Dans ce lieu précis nous nous présentâmes l’un à l’autre et débuta ainsi notre dialogue. Moi j’étais venu à Berrechid, avec l’idée de voir l’être humain, débarrassé des entraves sociales, morales, politiques et même biologiques pour dire ou peindre la vérité dans sa nudité la plus parfaite. Rabi’ était là pour capter le moment où l’être humain saisit la lumière dans sa pureté la plus éclatante. L’un et l’autre nous n’avons découvert que ce cri qui provenait des grottes profondes de l’être et n’exprimait que l’animalité première. Nous furent renvoyés à nous-mêmes. Nous n’avions rien à dire l’un à l’autre, nous n’avions qu’à constater et tirer les enseignements. D’ailleurs nous avions arrêté de participer aux débats sur la folie et la créativité depuis que nous avons entendu ce cri. Nous nous quittâmes sans rendez-vous pour le lendemain.

Deux jours après, alors que je déambulais dans les ruelles de Casablanca, je fus instinctivement dirigé vers la galerie le Savoureux. À travers la vitre je découvris l’activité intense d’un accrochage. Au moment où je décide de rentrer je fus arrêté au seuil du local par une personne qui m’a expliqué que l’ouverture était prévue pour le soir. Je fais demi-tour et au moment où je m’apprêtais à continuer mes déambulations j’ai entendu qu’on m’appelait, et je me retrouve de nouveau en face de Abdelkébir Rabi’. C’était donc son exposition. Il m’invite à rentrer, je fais le tour des travaux encore non accrochés.

Je fus frappé de silence. La voix m’était enlevée.
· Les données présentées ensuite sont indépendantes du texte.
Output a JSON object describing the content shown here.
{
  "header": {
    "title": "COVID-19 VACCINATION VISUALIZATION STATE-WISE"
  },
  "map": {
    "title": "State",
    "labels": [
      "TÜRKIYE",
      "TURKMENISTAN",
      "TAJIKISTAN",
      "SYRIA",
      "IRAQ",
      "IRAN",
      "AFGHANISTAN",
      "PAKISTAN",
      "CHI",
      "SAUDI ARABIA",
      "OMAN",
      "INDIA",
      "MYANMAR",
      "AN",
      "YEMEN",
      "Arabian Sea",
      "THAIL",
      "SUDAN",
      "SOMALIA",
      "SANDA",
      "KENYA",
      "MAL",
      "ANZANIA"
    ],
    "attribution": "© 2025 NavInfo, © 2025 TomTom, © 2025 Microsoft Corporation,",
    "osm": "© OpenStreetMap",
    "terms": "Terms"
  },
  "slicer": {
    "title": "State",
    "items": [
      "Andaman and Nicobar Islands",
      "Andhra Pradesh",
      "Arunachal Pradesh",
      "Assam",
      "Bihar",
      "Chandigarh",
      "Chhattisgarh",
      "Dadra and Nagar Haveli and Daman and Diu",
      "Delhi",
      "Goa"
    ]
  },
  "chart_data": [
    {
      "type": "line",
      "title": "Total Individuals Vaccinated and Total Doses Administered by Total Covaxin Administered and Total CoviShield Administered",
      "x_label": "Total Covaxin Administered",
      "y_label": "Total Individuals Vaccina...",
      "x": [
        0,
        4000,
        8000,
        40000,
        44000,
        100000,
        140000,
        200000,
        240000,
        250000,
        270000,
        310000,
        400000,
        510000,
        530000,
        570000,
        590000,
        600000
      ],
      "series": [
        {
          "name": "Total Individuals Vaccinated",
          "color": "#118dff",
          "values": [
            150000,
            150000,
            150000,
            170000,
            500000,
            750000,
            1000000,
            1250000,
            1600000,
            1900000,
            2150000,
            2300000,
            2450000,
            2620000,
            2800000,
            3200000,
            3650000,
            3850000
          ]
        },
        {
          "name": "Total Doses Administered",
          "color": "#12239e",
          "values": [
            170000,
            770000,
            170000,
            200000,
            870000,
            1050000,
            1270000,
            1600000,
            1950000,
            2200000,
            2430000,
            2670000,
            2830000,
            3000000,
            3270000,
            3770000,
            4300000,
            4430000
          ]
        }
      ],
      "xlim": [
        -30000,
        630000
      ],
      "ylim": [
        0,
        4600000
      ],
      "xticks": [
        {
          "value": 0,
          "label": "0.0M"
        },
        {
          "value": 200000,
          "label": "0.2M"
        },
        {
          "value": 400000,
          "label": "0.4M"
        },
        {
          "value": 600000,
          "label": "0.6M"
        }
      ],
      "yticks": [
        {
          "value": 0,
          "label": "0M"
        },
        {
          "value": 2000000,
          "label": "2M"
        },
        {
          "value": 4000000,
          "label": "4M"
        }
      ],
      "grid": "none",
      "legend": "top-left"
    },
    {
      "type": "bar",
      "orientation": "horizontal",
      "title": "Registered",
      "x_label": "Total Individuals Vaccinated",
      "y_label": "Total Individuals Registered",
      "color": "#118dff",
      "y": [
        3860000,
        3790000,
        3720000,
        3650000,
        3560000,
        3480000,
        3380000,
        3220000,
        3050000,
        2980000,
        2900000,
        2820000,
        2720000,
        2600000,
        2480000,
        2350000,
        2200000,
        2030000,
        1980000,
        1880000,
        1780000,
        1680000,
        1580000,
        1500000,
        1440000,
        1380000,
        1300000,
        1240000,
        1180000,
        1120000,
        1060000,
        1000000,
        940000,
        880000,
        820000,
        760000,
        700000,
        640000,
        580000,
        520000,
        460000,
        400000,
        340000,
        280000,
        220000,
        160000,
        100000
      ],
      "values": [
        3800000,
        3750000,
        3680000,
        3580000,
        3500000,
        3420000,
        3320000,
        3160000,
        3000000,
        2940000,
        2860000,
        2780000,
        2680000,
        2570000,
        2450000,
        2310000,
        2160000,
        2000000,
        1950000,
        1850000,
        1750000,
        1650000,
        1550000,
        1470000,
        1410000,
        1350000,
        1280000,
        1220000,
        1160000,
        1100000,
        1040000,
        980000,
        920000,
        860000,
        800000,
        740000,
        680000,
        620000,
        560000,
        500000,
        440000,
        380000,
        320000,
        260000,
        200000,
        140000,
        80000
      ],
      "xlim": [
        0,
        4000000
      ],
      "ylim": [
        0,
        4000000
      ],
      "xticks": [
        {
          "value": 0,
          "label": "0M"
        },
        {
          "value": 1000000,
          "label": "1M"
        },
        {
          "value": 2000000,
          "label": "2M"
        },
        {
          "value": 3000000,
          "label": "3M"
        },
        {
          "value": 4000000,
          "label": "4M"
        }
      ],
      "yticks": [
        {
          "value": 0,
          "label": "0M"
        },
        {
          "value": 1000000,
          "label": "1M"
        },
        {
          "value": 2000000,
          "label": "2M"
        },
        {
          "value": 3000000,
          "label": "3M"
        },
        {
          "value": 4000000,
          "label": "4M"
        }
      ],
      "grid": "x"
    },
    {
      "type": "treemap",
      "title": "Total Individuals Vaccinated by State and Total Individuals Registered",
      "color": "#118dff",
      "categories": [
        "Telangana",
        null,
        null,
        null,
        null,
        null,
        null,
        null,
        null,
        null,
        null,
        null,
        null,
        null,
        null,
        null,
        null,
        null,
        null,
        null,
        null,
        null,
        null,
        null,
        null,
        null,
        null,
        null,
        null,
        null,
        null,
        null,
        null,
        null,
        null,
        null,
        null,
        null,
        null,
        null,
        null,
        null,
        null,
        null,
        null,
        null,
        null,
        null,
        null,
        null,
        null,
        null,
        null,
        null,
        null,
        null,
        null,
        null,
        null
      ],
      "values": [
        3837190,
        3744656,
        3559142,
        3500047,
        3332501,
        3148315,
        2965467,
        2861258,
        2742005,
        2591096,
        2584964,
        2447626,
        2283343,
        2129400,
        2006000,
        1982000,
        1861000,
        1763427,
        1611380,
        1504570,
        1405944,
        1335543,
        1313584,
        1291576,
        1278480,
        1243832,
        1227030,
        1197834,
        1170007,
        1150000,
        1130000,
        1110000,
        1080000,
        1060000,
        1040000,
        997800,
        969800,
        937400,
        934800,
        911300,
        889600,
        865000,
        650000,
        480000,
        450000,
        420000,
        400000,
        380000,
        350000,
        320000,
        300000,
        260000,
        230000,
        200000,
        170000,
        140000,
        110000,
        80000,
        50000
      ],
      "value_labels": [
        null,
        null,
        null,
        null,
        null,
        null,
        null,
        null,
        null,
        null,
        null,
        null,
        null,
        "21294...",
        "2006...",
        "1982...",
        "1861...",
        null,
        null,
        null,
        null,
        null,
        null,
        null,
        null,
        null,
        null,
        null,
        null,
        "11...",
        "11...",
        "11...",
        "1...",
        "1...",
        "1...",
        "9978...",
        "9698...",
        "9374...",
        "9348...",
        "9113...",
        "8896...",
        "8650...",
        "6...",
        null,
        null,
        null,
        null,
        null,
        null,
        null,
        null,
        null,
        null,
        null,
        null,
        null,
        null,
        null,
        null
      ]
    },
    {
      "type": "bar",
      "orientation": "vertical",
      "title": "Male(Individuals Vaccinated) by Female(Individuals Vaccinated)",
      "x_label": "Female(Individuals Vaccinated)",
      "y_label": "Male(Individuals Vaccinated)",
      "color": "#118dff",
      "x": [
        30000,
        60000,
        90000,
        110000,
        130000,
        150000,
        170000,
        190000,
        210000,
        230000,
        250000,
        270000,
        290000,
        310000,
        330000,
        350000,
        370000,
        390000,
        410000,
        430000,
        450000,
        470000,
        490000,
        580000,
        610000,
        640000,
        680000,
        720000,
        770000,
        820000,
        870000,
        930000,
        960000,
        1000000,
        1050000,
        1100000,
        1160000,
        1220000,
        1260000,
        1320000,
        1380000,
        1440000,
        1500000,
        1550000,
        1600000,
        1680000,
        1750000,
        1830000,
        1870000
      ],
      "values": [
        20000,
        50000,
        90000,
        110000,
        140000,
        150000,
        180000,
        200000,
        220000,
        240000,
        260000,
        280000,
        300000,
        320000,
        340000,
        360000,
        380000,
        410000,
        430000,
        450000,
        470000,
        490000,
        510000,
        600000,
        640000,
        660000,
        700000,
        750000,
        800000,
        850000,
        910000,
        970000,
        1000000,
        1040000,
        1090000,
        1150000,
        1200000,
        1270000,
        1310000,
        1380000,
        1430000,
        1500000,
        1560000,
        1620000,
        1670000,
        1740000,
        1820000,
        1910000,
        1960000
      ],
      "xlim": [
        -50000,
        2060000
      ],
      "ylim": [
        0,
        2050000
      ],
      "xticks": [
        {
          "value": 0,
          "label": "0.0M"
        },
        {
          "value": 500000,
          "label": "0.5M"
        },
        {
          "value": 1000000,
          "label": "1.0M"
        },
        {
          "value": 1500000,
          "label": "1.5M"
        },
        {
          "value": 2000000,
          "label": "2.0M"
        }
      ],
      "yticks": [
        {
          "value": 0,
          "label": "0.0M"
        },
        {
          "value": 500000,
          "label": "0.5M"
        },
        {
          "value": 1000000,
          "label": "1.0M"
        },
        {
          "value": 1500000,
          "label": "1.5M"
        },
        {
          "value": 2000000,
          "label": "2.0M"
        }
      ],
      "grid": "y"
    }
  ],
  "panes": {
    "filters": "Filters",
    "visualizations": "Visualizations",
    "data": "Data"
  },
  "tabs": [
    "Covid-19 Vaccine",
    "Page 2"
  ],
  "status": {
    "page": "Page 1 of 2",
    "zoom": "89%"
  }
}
Jusqu’à ce jour, ma démarche allait vers tout ce qui se donnait par lui-même. La tendance était au signe : la calligraphie, le tatouage, les motifs décoratifs que les artistes reprenaient et réinvestissaient autrement. Ce genre de peinture portait déjà son discours en lui. Les approches abondaient et le critique n’avait que le souci de l’application. Or je venais de la philosophie et de la métaphysique plus exactement et ces discours n’arrivaient pas à assouvir ma soif. Le travail de Rabi’ m’extrait alors, et définitivement, de la nature, de la culture et de la narration picturale. Il me délivra du discours facile sans pour autant me restituer ma parole. Je travaillais à l’époque à la rédaction de ma thèse sur l’esthétique et je devais, sous les conseils de mon professeur Olivier Revaut D’Allonnes, présenter un dossier sur la peinture marocaine. Le travail de Rabi’ arriva pour compliquer ma tâche.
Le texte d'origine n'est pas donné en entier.